Die Abstimmungsfrage der Wissenschaftsshow “Die 20 größten KonsumSünden” zielt mitten in das Konsumentenherz. Dabei geht es nicht darum, die schwerste Umweltbelastung zu benennen oder den moralisch verwerflichsten Konsum, sondern lediglich um das eigene subjektive Empfinden: Könnte ich eher auf Fleisch verzichten oder auf mein Auto? Ist mir Mode wichtiger als mein Mobiltelefon? Kommentare von Prominenten, Wissenschaftlern, Comedians und Querdenkern ergänzen die Show”. (Quelle 3sat.de)
Ich habe die überaus interessante Filmdokumentation mehrere Male aufmerksam verfolgt und kann für die deutschlandweit praktizierte Gleichgültigkeit, Ignoranz, Dummheit und vor allem aber über die Inkonsequenz vieler Konsumenten nur verständnislos den Kopf schütteln. Die TOP-20 von den Zuschauern gewählten Konsumsünden habe ich hier aufgelistet und zusätzlich mit Fleißarbeit und einer gehörigen Portion Zeitaufwand eine Auswahl der informativsten bzw. markantesten Aussagen des Films in die jeweilige Platzierungen transkripiert. So bleiben die Kernaussagen auch noch bestehen, sollte das Video zur Sendung mal irgendwann nicht mehr zur Verfügung stehen.

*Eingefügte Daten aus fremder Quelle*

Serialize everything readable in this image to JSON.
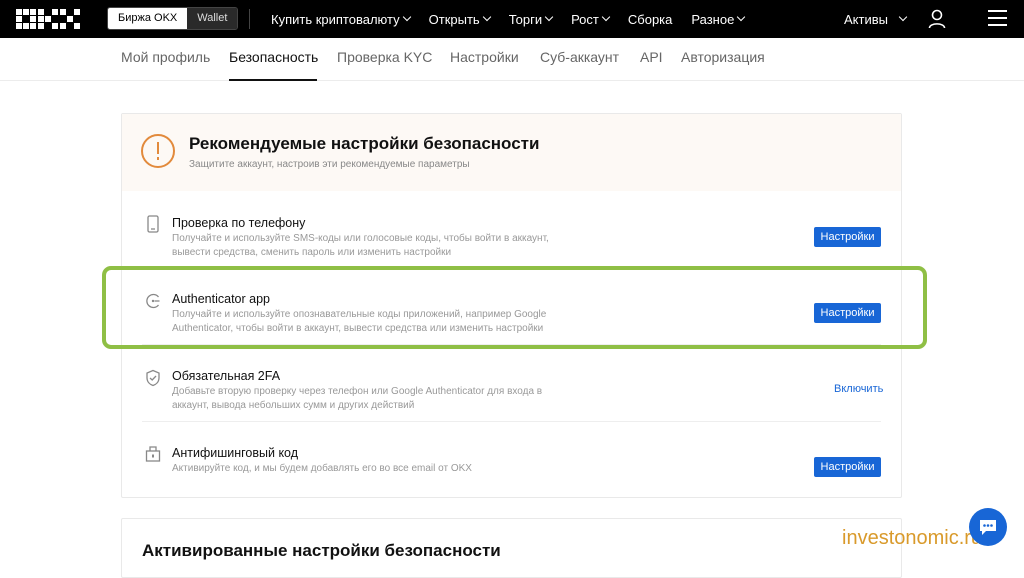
{
  "header": {
    "logo": "OKX",
    "segment": [
      "Биржа OKX",
      "Wallet"
    ],
    "nav": [
      "Купить криптовалюту",
      "Открыть",
      "Торги",
      "Рост",
      "Сборка",
      "Разное"
    ],
    "assets": "Активы"
  },
  "subtabs": [
    "Мой профиль",
    "Безопасность",
    "Проверка KYC",
    "Настройки",
    "Суб-аккаунт",
    "API",
    "Авторизация"
  ],
  "recommended": {
    "title": "Рекомендуемые настройки безопасности",
    "subtitle": "Защитите аккаунт, настроив эти рекомендуемые параметры",
    "items": [
      {
        "icon": "phone-icon",
        "title": "Проверка по телефону",
        "desc": "Получайте и используйте SMS-коды или голосовые коды, чтобы войти в аккаунт, вывести средства, сменить пароль или изменить настройки",
        "action": "Настройки"
      },
      {
        "icon": "authenticator-icon",
        "title": "Authenticator app",
        "desc": "Получайте и используйте опознавательные коды приложений, например Google Authenticator, чтобы войти в аккаунт, вывести средства или изменить настройки",
        "action": "Настройки"
      },
      {
        "icon": "shield-icon",
        "title": "Обязательная 2FA",
        "desc": "Добавьте вторую проверку через телефон или Google Authenticator для входа в аккаунт, вывода небольших сумм и других действий",
        "action": "Включить"
      },
      {
        "icon": "anti-phishing-icon",
        "title": "Антифишинговый код",
        "desc": "Активируйте код, и мы будем добавлять его во все email от OKX",
        "action": "Настройки"
      }
    ]
  },
  "activated": {
    "title": "Активированные настройки безопасности"
  },
  "watermark": "investonomic.ru",
  "colors": {
    "accent": "#1866d6",
    "warning": "#e28a3c",
    "highlight": "#8fbf45"
  }
}
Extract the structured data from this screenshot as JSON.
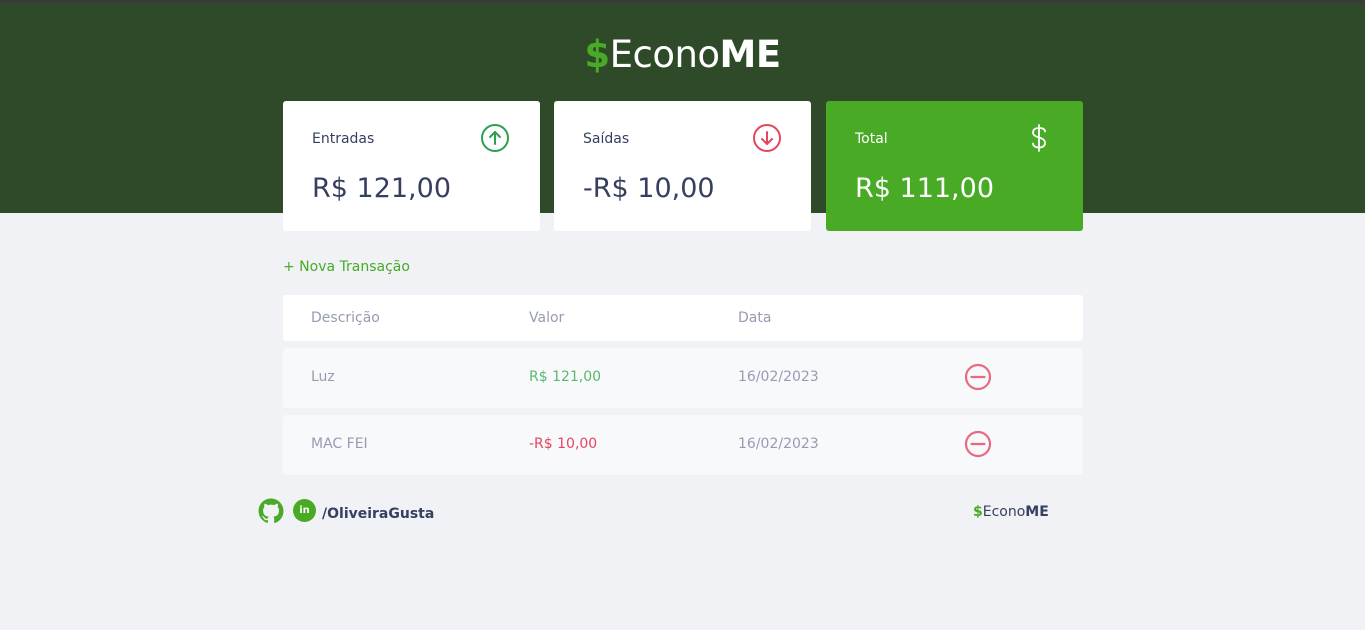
{
  "app": {
    "logo_dollar": "$",
    "logo_econo": "Econo",
    "logo_me": "ME"
  },
  "cards": {
    "income": {
      "title": "Entradas",
      "value": "R$ 121,00",
      "icon": "arrow-up-circle-icon"
    },
    "expense": {
      "title": "Saídas",
      "value": "-R$ 10,00",
      "icon": "arrow-down-circle-icon"
    },
    "total": {
      "title": "Total",
      "value": "R$ 111,00",
      "icon": "dollar-sign-icon"
    }
  },
  "actions": {
    "new_transaction": "+ Nova Transação"
  },
  "table": {
    "headers": [
      "Descrição",
      "Valor",
      "Data"
    ],
    "rows": [
      {
        "description": "Luz",
        "amount": "R$ 121,00",
        "date": "16/02/2023",
        "type": "income"
      },
      {
        "description": "MAC FEI",
        "amount": "-R$ 10,00",
        "date": "16/02/2023",
        "type": "expense"
      }
    ]
  },
  "footer": {
    "handle": "/OliveiraGusta",
    "linkedin_label": "in",
    "logo_dollar": "$",
    "logo_econo": "Econo",
    "logo_me": "ME"
  },
  "colors": {
    "header_bg": "#2f4a28",
    "accent_green": "#49aa26",
    "income_green": "#5bb86c",
    "expense_red": "#e5455f",
    "page_bg": "#f0f2f5"
  }
}
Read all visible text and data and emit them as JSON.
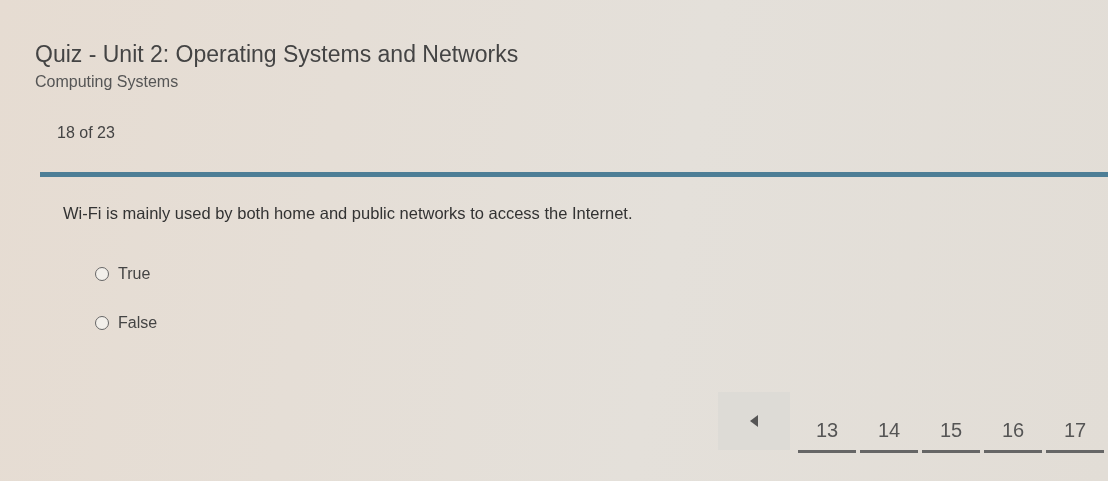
{
  "header": {
    "title": "Quiz - Unit 2: Operating Systems and Networks",
    "subtitle": "Computing Systems",
    "progress": "18 of 23"
  },
  "question": {
    "text": "Wi-Fi is mainly used by both home and public networks to access the Internet.",
    "options": [
      {
        "label": "True",
        "selected": false
      },
      {
        "label": "False",
        "selected": false
      }
    ]
  },
  "pager": {
    "pages": [
      "13",
      "14",
      "15",
      "16",
      "17"
    ]
  }
}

Platz 20: Plastikspielzeug

  • Schrille Massenware aus Fernost, die Kinderherzen höher schlagen lässt: bunt, abwaschbar aber leider auch gefährlich für die, die es bespielen
  • Statt Giftstoffe zu reduzieren, erlaubt die EU ab Mitte 2013 sogar höhere Grenzwerte für Schadstoffe wie Arsen, Blei oder Quecksilber – ein Triumph der Spielzeuglobby
  • Produktion in Billiglohnländern mit niedrigen Standards und fehlenden Kontrollen

Platz 19: Kreuzfahrten

  • Titanic-Nervenkitzel, Suche nach Abenteuer und Romantik
  • Kehrseite der schwimmenden Hotels: tonnenweiser Verbrauch von Schweröl (ein Abfallprodukt aus den Raffinerien, das auch zur Herstellung von Teer und Asphalt genutzt wird)
  • der Qualm dieser Dreckschleudern ist hochgiftig, deshalb wechseln sie den Kraftstoff wenn sie in einen Hafen einlaufen (aber längst nicht alle)
  • Hamburg ist die einzigste Stadt, die keine Feinstaubzone hat – warum wohl?
  • Kreuzfahrtschiff verbraucht auf einer Reise soviel wie 5 Mio. Pkws
  • bis 2020 können die Rußschleudern die Natur noch mit ihrem billigen Treibstoff verpesten – erst dann gelten strenge Emissionswerte

… weiter …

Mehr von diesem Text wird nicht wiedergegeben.